Although he is young, Cash is involved in managing his disease.
“He’s very responsible,” Cusick said. “He’s so good about, ‘Ms. Carin, can I have some more?’”
His older brother, Kane, senior to Cash by a year and a half, took on a new role after the diagnosis as well. The two have a designated spot on the school bus, side-by-side, right behind the driver. When asked about Cash’s pump, Kane rattles off how it works and how it helps his brother. When Cash crashes his scooter Kane is the first to make sure he’s OK.
Everyone has had to grow up a lot faster than planned, Mills Halpin said.
“It has changed our whole family’s life,” she said.
The new pump, however, has offered a lot of hope for the Halpins — and hopefully other children, as well.
“We’ve been in range for four days,” she said.
They have just started feeling comfortable letting him sleep alone. The couple joke that it’s weird sleeping next to each other again. But things will never be completely normal for the family. They will always be aware of what he’s eating, how much he is exercising.
“You’re chasing a number,” Mike Halpin explains.
Eventually Cash will have to take over management of his disease. Eventually he’ll go to karate practice alone, instead of being carefully monitored by his parents, who call him over between kicks and punches to check his monitor.

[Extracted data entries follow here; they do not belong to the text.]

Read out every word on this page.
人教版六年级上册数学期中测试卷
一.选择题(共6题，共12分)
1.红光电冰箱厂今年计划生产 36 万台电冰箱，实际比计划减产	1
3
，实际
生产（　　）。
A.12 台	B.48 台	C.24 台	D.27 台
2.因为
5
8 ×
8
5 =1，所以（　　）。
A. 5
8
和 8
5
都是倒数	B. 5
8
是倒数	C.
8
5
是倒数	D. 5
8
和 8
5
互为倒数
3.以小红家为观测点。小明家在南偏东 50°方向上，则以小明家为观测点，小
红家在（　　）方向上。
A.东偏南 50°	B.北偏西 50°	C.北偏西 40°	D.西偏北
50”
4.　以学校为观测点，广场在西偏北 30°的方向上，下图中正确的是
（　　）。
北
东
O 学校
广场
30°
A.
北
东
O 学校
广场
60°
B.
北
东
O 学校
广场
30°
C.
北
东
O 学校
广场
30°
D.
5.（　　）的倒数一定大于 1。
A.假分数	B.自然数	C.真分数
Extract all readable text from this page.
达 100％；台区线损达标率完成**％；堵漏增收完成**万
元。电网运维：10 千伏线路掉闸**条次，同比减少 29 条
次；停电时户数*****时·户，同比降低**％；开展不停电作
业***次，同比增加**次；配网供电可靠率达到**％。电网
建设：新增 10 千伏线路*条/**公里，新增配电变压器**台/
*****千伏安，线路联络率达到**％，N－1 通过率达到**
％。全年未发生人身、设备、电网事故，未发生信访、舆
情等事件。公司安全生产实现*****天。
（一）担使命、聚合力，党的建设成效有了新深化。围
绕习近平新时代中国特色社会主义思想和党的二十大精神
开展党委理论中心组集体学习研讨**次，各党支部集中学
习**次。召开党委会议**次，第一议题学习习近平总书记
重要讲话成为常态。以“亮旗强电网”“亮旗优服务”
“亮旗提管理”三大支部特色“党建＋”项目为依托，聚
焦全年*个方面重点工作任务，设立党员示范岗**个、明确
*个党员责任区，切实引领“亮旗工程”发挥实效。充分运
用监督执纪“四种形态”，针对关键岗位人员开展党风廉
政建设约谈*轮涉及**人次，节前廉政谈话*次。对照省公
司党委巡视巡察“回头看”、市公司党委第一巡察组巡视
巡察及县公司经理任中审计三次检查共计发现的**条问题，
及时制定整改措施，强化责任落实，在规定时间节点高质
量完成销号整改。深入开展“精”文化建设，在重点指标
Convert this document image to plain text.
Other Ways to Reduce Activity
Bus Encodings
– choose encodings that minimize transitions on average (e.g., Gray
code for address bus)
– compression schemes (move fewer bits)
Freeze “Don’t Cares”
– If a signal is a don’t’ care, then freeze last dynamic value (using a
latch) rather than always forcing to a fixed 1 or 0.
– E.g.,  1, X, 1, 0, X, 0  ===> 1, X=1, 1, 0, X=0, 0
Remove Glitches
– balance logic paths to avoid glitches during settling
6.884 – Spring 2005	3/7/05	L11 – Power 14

“That’s the one thing the pump can’t determine is exercise,” Mike Halpin says. “The algorithm doesn’t figure that out quick enough.”
They feed him fruit chews — about 4 to 6 carbs apiece — throughout practice, and his mom worries his infusion set will be ripped out during a fight where the kids are trying to grab straps from each other’s belts.
“His tube is sticking out,” she says, leaning over to her husband. “Cash, come here.”
He walks over diligently and presents his blue pump.
“You’re scrappy,” Mills Halpin tells her son.
“What does that mean?” he asks.
“Tough,” she said, and sends him back into the ring.
It will be years before he attends sports practices alone, Mills Halpin says. For now, he’s not bothered by his parents attention.
“He likes us being there for karate and soccer,” she says. “Lots of other parents are there, so it doesn’t seem unusual. I don’t think he’s crazy about our coming to, say, summer camp every day at lunch to dose his meal.”
But they will continue to shoulder the burden of the disease as much as possible, until he’s old enough to handle it on his own, she says.
“He’s only 6,” she says. “He’s still a kindergartner. He has the rest of his life to be in charge of it.”